Endothelin Inhibition Potentiates Cancer Immunotherapy Revealing Mechanical Biomarkers Predictive of Response

Immunotherapy efficacy depends on T cell trafficking to tumors and migrating to malignant cells to kill them. One barrier to T cell homing is the tumor blood vessel wall, which inhibits T cell attachment and transmigration through the endothelin B receptor, but antagonizing this receptor has not led to a clinically approved drug. One reason may be tumor hypo-perfusion, which limits the area of perfused vessels for T cell attachment. If collapsed vessels can be decompressed and re-perfused by alleviating tumor stiffness, then endothelin B receptor antagonism can improve immunotherapy.
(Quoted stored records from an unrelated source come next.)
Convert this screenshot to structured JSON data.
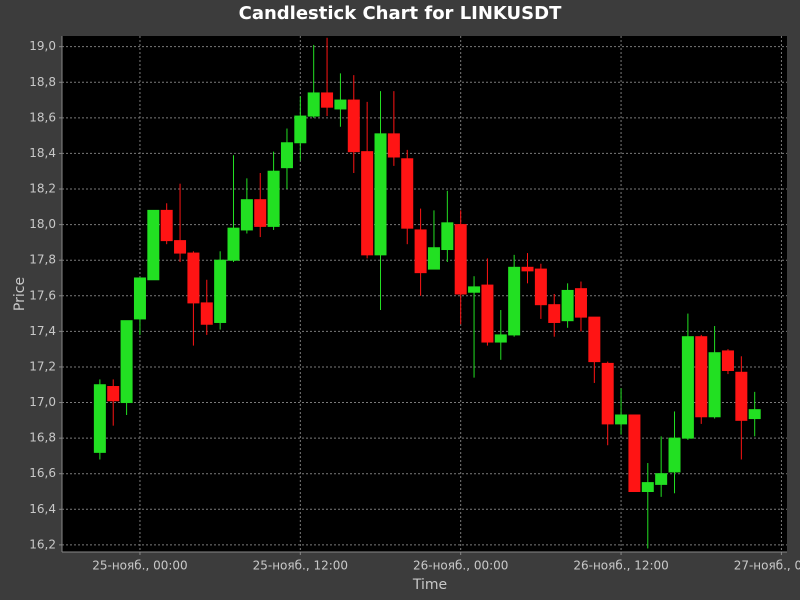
{
  "chart_data": {
    "type": "candlestick",
    "title": "Candlestick Chart for LINKUSDT",
    "x_label": "Time",
    "y_label": "Price",
    "up_color": "#22e022",
    "down_color": "#ff1414",
    "grid": true,
    "x": [
      "24-нояб., 21:00",
      "24-нояб., 22:00",
      "24-нояб., 23:00",
      "25-нояб., 00:00",
      "25-нояб., 01:00",
      "25-нояб., 02:00",
      "25-нояб., 03:00",
      "25-нояб., 04:00",
      "25-нояб., 05:00",
      "25-нояб., 06:00",
      "25-нояб., 07:00",
      "25-нояб., 08:00",
      "25-нояб., 09:00",
      "25-нояб., 10:00",
      "25-нояб., 11:00",
      "25-нояб., 12:00",
      "25-нояб., 13:00",
      "25-нояб., 14:00",
      "25-нояб., 15:00",
      "25-нояб., 16:00",
      "25-нояб., 17:00",
      "25-нояб., 18:00",
      "25-нояб., 19:00",
      "25-нояб., 20:00",
      "25-нояб., 21:00",
      "25-нояб., 22:00",
      "25-нояб., 23:00",
      "26-нояб., 00:00",
      "26-нояб., 01:00",
      "26-нояб., 02:00",
      "26-нояб., 03:00",
      "26-нояб., 04:00",
      "26-нояб., 05:00",
      "26-нояб., 06:00",
      "26-нояб., 07:00",
      "26-нояб., 08:00",
      "26-нояб., 09:00",
      "26-нояб., 10:00",
      "26-нояб., 11:00",
      "26-нояб., 12:00",
      "26-нояб., 13:00",
      "26-нояб., 14:00",
      "26-нояб., 15:00",
      "26-нояб., 16:00",
      "26-нояб., 17:00",
      "26-нояб., 18:00",
      "26-нояб., 19:00",
      "26-нояб., 20:00",
      "26-нояб., 21:00",
      "26-нояб., 22:00"
    ],
    "open": [
      16.72,
      17.09,
      17.0,
      17.47,
      17.69,
      18.08,
      17.91,
      17.84,
      17.56,
      17.45,
      17.8,
      17.97,
      18.14,
      17.99,
      18.32,
      18.46,
      18.61,
      18.74,
      18.65,
      18.7,
      18.41,
      17.83,
      18.51,
      18.37,
      17.97,
      17.75,
      17.86,
      18.0,
      17.62,
      17.66,
      17.34,
      17.38,
      17.76,
      17.75,
      17.55,
      17.46,
      17.64,
      17.48,
      17.22,
      16.88,
      16.93,
      16.5,
      16.54,
      16.61,
      16.8,
      17.37,
      16.92,
      17.29,
      17.17,
      16.91
    ],
    "high": [
      17.13,
      17.13,
      17.46,
      17.7,
      18.08,
      18.12,
      18.23,
      17.85,
      17.69,
      17.85,
      18.39,
      18.26,
      18.29,
      18.41,
      18.54,
      18.72,
      19.01,
      19.05,
      18.85,
      18.84,
      18.69,
      18.75,
      18.75,
      18.42,
      18.09,
      18.08,
      18.19,
      18.08,
      17.71,
      17.81,
      17.52,
      17.83,
      17.84,
      17.78,
      17.61,
      17.67,
      17.68,
      17.48,
      17.23,
      17.08,
      16.93,
      16.66,
      16.81,
      16.95,
      17.5,
      17.38,
      17.43,
      17.3,
      17.26,
      17.06
    ],
    "low": [
      16.68,
      16.87,
      16.93,
      17.38,
      17.69,
      17.89,
      17.79,
      17.32,
      17.38,
      17.41,
      17.79,
      17.95,
      17.93,
      17.97,
      18.2,
      18.36,
      18.6,
      18.61,
      18.55,
      18.29,
      17.81,
      17.52,
      18.33,
      17.89,
      17.6,
      17.75,
      17.79,
      17.44,
      17.14,
      17.32,
      17.24,
      17.37,
      17.67,
      17.47,
      17.37,
      17.42,
      17.4,
      17.11,
      16.76,
      16.82,
      16.5,
      16.18,
      16.47,
      16.49,
      16.79,
      16.88,
      16.91,
      17.16,
      16.68,
      16.81
    ],
    "close": [
      17.1,
      17.01,
      17.46,
      17.7,
      18.08,
      17.91,
      17.84,
      17.56,
      17.44,
      17.8,
      17.98,
      18.14,
      17.99,
      18.3,
      18.46,
      18.61,
      18.74,
      18.66,
      18.7,
      18.41,
      17.83,
      18.51,
      18.38,
      17.98,
      17.73,
      17.87,
      18.01,
      17.61,
      17.65,
      17.34,
      17.38,
      17.76,
      17.74,
      17.55,
      17.45,
      17.63,
      17.48,
      17.23,
      16.88,
      16.93,
      16.5,
      16.55,
      16.6,
      16.8,
      17.37,
      16.92,
      17.28,
      17.18,
      16.9,
      16.96
    ],
    "xlim": [
      "24-нояб., 18:10",
      "27-нояб., 00:25"
    ],
    "xticks": [
      "25-нояб., 00:00",
      "25-нояб., 12:00",
      "26-нояб., 00:00",
      "26-нояб., 12:00",
      "27-нояб., 00:00"
    ],
    "ylim": [
      16.16,
      19.06
    ],
    "yticks": [
      {
        "value": 16.2,
        "label": "16,2"
      },
      {
        "value": 16.4,
        "label": "16,4"
      },
      {
        "value": 16.6,
        "label": "16,6"
      },
      {
        "value": 16.8,
        "label": "16,8"
      },
      {
        "value": 17.0,
        "label": "17,0"
      },
      {
        "value": 17.2,
        "label": "17,2"
      },
      {
        "value": 17.4,
        "label": "17,4"
      },
      {
        "value": 17.6,
        "label": "17,6"
      },
      {
        "value": 17.8,
        "label": "17,8"
      },
      {
        "value": 18.0,
        "label": "18,0"
      },
      {
        "value": 18.2,
        "label": "18,2"
      },
      {
        "value": 18.4,
        "label": "18,4"
      },
      {
        "value": 18.6,
        "label": "18,6"
      },
      {
        "value": 18.8,
        "label": "18,8"
      },
      {
        "value": 19.0,
        "label": "19,0"
      }
    ]
  }
}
Here, it is tested whether the nonselective endothelin receptor blocker, bosentan, by simultaneously interfering with endothelin A receptor induced fibrosis, can normalize the tumor microenvironment thereby acting as a “mechanotherapeutic.” Tumor stiffness is monitored with ultrasound elastography and nanomechanical properties with atomic force microscopy to find an optimal dose, which reprograms cancer-associated fibroblasts resulting in reduced collagen thereby decompressing vessels. Through this mechanism, T cell association with tumor vessels increases and immunosuppressive hypoxia is reduced. Additionally, bosentan increases the CD8+ T cells proliferating fraction. Ultrasound stiffness measurements correlate well with response to immunotherapy, suggesting the potential role of ultrasound elastography as a predictive biomarker of response to immune checkpoint inhibitors.